- North American arcade flyer
- Developer: SNK
- Publisher: SNKEU: Electrocoin;
- Platforms: Arcade, Famicom/NES
- Release: ArcadeJP: August 1988; NA: September 1988; Famicom/NESJP: June 30, 1989; NA: September 1989;
- Genre: Beat 'em up
- Modes: Single-player, multiplayer

= P.O.W.: Prisoners of War =

1988 video game

P.O.W.: Prisoners of War, released in Japan as is a 1988 beat 'em up video game developed and published by SNK for arcades. A port to the Nintendo Entertainment System on June 30, 1989, in Japan and in September in North America. The game takes place during the Cold War where the player or players control a duo of military prisoners, Snake and Bart, who break free from their cell to relentlessly fight their way into the main base of their adversaries in order to eliminate their enemy's general and escape with their lives.

==Gameplay==
The game's objective is to escape from the enemy's base by fighting, as a lone wolf or with a partner, through four stages filled with numerous types of enemy soldiers trying to impede the player's escape. The stages consist of a POW camp, a warehouse, a jungle, and the enemy's base. Occasionally the enemy will attack the player with vehicles such as an assault chopper, an armored truck or motorcycles. At the end of the final stage, the player confronts an enemy general before being picked up by the extraction chopper proceeding to the final escape sequence.

The game can be played by up to two players simultaneously, with the first player controlling a character in blue and the second in red. The controls consist of an eight-way joystick for moving the character and three action buttons for punching, kicking, and jumping. There are also three special attacks performed by pressing two buttons simultaneously: a jump kick (jump, and then kick), a back punch (jump and punch simultaneously), and a headbutt (punch and kick simultaneously). The player can also pick up one of two weapons dropped by defeated enemies: a throwing knife and a machine gun. The controls changes while wielding a weapon. The knife is thrown by pressing the punch button but can be preserved by the player until needed by using kicks. When wielding the machine gun, the player can fire it by pressing the kick button or conserve its ammo by pressing the punch button to gun whip enemies.

==NES version==
Unlike the arcade version, the NES version is single player only. The premise of the game remains the same, but the controls are changed due to the lack of a third action button. The jump kick is performed by pressing punch and kick simultaneously (B and A), while the back-punch is performed by holding the d-pad on the player's opposite direction and pressing B at the same time (the headbutt is the only combination attack removed in the NES version). However, the player has the ability to pick up and use hand grenades (which were only used by enemy characters in the arcade version) during the boss encounters against the helicopter in Stage 1 and the tank in Stage 4. There are also new enemy characters (such as frogmen, shotgun wielders, and a fat strongman), as well as a new final boss.

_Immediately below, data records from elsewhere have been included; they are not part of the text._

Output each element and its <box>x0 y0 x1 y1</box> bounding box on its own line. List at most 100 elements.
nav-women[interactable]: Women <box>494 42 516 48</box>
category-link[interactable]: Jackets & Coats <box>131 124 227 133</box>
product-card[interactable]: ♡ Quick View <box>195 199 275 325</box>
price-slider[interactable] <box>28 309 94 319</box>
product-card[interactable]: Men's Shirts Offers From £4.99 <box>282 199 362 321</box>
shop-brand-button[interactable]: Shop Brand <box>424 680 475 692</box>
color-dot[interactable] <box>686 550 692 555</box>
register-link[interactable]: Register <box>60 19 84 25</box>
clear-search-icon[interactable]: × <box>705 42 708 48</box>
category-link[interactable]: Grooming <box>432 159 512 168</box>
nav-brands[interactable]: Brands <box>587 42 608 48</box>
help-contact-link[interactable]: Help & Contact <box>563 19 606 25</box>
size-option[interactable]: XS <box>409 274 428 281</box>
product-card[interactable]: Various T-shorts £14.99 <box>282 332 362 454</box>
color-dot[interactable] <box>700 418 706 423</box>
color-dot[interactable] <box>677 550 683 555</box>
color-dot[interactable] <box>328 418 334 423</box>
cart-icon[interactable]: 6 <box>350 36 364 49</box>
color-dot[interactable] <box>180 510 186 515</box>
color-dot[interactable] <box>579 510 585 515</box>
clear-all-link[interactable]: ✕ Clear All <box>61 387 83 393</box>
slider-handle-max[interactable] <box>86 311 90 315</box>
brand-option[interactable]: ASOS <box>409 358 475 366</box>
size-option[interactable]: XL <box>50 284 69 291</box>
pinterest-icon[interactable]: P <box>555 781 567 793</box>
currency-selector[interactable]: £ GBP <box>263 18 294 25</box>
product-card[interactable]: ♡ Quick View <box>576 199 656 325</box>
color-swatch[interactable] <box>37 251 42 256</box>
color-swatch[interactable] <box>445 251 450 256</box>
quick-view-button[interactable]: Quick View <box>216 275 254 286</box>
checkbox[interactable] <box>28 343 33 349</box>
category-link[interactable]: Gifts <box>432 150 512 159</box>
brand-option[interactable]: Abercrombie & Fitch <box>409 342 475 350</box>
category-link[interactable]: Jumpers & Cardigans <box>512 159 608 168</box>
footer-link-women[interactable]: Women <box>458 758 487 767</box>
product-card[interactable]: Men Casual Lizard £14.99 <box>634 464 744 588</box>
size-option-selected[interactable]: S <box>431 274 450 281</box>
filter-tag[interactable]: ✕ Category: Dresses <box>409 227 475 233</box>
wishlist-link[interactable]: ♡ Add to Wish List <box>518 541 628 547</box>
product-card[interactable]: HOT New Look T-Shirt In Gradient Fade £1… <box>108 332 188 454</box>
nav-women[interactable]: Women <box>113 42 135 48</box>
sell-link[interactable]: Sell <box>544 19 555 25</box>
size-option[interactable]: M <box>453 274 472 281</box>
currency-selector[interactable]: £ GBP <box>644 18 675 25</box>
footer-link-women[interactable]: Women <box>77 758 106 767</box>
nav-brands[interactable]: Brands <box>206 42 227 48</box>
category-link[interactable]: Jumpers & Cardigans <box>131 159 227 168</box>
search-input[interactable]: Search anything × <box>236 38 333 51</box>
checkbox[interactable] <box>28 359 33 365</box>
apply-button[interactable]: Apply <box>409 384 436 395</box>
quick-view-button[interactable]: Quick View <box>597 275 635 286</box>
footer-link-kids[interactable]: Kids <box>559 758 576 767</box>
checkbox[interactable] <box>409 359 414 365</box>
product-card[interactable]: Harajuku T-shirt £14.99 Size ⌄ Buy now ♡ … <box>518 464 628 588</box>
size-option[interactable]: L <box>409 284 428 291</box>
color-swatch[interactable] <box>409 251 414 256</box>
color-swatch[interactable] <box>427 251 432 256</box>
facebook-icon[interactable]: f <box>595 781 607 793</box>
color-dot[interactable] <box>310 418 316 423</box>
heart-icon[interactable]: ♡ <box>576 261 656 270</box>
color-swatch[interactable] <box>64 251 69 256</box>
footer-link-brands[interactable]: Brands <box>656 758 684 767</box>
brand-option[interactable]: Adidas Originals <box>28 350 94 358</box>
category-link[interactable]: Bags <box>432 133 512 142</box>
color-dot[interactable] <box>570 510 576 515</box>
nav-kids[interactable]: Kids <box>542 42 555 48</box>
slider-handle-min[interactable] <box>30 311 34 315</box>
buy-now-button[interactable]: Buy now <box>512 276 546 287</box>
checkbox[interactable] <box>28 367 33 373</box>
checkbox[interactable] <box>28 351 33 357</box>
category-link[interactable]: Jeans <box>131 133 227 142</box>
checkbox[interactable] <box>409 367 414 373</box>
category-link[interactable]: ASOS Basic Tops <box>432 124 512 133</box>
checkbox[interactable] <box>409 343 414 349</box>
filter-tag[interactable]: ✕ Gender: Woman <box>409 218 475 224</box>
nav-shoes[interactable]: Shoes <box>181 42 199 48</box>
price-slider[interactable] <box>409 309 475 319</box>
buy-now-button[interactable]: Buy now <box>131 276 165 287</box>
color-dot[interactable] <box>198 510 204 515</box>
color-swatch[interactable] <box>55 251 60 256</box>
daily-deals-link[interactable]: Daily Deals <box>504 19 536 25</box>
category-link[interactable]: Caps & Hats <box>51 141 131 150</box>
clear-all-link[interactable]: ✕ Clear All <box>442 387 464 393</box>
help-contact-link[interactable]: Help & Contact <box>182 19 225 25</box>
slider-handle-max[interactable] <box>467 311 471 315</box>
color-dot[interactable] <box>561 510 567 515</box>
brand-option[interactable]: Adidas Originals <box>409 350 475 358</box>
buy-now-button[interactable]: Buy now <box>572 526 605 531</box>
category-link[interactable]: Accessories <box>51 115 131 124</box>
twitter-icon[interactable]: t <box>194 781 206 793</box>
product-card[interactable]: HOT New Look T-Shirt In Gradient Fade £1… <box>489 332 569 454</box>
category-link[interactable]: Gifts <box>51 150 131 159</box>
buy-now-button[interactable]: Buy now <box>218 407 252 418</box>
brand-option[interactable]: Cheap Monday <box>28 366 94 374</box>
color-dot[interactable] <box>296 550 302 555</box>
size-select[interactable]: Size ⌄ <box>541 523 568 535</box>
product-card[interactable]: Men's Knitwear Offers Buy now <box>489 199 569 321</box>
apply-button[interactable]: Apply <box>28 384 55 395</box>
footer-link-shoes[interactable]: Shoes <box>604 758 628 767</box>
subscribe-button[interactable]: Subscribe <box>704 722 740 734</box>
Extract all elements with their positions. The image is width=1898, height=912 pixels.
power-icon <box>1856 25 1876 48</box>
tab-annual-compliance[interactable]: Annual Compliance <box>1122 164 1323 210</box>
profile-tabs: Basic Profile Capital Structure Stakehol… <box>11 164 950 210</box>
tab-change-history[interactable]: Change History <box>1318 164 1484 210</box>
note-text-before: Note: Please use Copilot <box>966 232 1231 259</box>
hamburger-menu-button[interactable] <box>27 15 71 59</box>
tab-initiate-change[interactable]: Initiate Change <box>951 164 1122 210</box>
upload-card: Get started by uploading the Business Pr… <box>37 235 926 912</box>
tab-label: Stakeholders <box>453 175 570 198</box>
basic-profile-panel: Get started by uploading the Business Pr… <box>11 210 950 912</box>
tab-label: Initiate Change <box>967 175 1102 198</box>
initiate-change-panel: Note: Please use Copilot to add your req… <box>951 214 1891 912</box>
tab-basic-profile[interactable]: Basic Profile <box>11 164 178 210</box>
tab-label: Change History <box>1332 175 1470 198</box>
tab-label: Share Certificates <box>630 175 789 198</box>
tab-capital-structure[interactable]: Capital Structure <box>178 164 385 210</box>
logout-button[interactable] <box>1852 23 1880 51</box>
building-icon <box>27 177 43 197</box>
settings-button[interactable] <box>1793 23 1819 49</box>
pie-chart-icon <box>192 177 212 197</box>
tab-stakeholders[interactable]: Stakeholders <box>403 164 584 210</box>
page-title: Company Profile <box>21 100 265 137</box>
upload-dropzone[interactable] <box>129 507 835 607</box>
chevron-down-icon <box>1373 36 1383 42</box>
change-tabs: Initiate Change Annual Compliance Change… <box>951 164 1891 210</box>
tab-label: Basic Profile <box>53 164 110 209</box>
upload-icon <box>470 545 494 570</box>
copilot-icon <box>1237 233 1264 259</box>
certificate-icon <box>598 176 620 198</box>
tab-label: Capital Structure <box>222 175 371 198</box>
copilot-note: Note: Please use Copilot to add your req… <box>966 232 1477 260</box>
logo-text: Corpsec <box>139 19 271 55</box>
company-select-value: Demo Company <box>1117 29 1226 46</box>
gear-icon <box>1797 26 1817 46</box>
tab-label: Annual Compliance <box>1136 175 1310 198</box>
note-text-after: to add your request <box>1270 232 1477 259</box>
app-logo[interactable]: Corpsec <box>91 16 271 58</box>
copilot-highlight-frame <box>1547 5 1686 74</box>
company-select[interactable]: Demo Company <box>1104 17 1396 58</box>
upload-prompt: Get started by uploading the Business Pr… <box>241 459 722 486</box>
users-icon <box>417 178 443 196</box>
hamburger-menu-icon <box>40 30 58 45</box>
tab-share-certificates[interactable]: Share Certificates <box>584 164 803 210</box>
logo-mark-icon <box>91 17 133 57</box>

There are also huts and rooms where the player can obtain power-ups by defeating the enemies inside. The power-ups consists of a full life recovery, a brass knuckle that increases the player's punch strength, and an armor that makes the player invulnerable to gunshots and knife throws.

==Reception==
Nick Kelly of Commodore User wrote that the arcade game was faithful to Double Dragon and Renegade before it and called it a "good solid beat 'em up", rating it a 6 out of 10. In Japan, Game Machine listed P.O.W.: Prisoners of War on their December 15, 1988 issue as being the third most-successful table arcade unit of the month.

==Re-release==
The game was included in the SNK 40th Anniversary Collection in 2018. Hamster Corporation released the game as part of their Arcade Archives series for the Nintendo Switch and PlayStation 4 in 2020.